Of all the neo-Impressionists, Luce had the most tangible contacts with the Belgian group of Les XX. As well as exhibiting with them in Brussels, he became particularly friendly with the poet Émile Verhaeren and the artist Theo van Rysselberghe. And it was largely at their suggestion that Luce chose to visit the heavily industrialised area of Charleroi in 1895-and again in 1897 and 1898. A large body of work exists depicting foundries, steel-works, furnaces, and factory chimneys in and around Charleroi. As a committed and active anarchist, Luce felt strong sympathies with the Belgian workers. Several paintings depict them at work in near-purgatorial conditions. Other paintings by contrast are almost “still-life” presentations of this industrialised landscape, without figures.
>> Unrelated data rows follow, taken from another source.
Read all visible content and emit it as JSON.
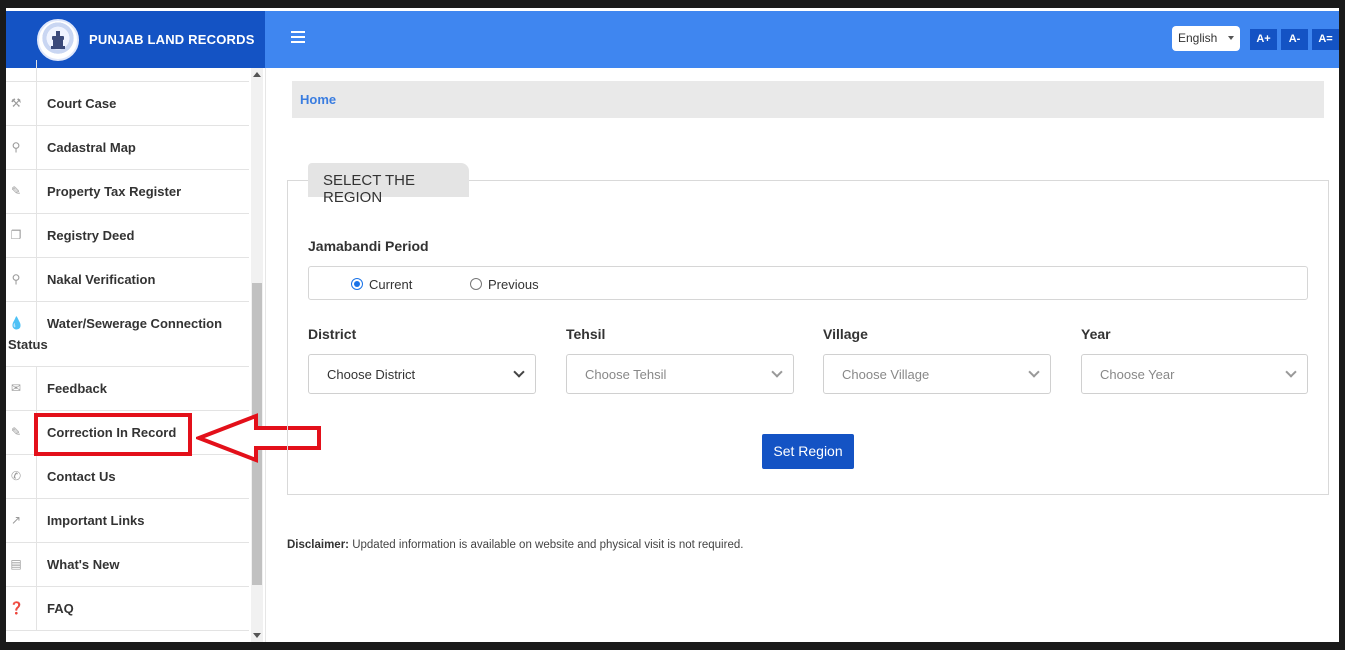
{
  "header": {
    "brand_title": "PUNJAB LAND RECORDS",
    "language": "English",
    "font_buttons": [
      "A+",
      "A-",
      "A="
    ]
  },
  "sidebar": {
    "items": [
      {
        "label": "Court Case",
        "icon": "gavel-icon"
      },
      {
        "label": "Cadastral Map",
        "icon": "map-marker-icon"
      },
      {
        "label": "Property Tax Register",
        "icon": "edit-icon"
      },
      {
        "label": "Registry Deed",
        "icon": "copy-icon"
      },
      {
        "label": "Nakal Verification",
        "icon": "search-icon"
      },
      {
        "label": "Water/Sewerage Connection",
        "label_line2": "Status",
        "icon": "water-drop-icon"
      },
      {
        "label": "Feedback",
        "icon": "comments-icon"
      },
      {
        "label": "Correction In Record",
        "icon": "edit-square-icon"
      },
      {
        "label": "Contact Us",
        "icon": "phone-icon"
      },
      {
        "label": "Important Links",
        "icon": "external-link-icon"
      },
      {
        "label": "What's New",
        "icon": "newspaper-icon"
      },
      {
        "label": "FAQ",
        "icon": "question-circle-icon"
      }
    ]
  },
  "breadcrumb": {
    "home": "Home"
  },
  "region": {
    "title": "SELECT THE REGION",
    "period_label": "Jamabandi Period",
    "period_options": [
      {
        "label": "Current",
        "checked": true
      },
      {
        "label": "Previous",
        "checked": false
      }
    ],
    "district": {
      "label": "District",
      "value": "Choose District"
    },
    "tehsil": {
      "label": "Tehsil",
      "value": "Choose Tehsil"
    },
    "village": {
      "label": "Village",
      "value": "Choose Village"
    },
    "year": {
      "label": "Year",
      "value": "Choose Year"
    },
    "submit": "Set Region"
  },
  "disclaimer": {
    "label": "Disclaimer:",
    "text": " Updated information is available on website and physical visit is not required."
  },
  "colors": {
    "brand": "#1453c4",
    "topbar": "#3f86f0",
    "highlight": "#e3101a"
  }
}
And clearly, night-scenes-or moonlight scenes-enabled Luce to present a dramatic heightening of these “still-life” buildings by exploiting the neo-Impressionist discoveries of light and colour.
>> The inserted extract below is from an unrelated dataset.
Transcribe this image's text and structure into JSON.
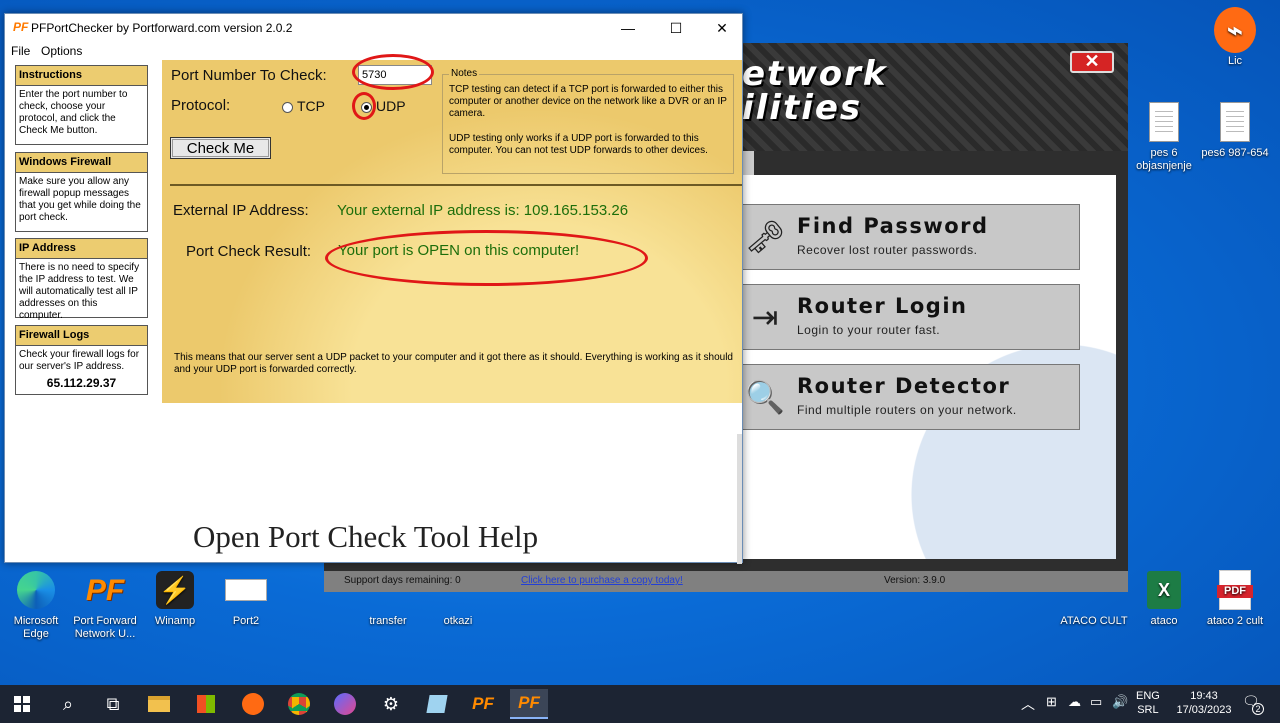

Thus, the present painting, dated 1898, hinges on these two aspects: the unpeopled factory landscape on the one hand and the exploration of the neo-Impressionist brushstroke in registering effects of moonlit light and colour on the other.
After his prolonged series of industrial subject-matter around Charleroi from 1895 to 1898, Luce rarely returned to such themes after 1900.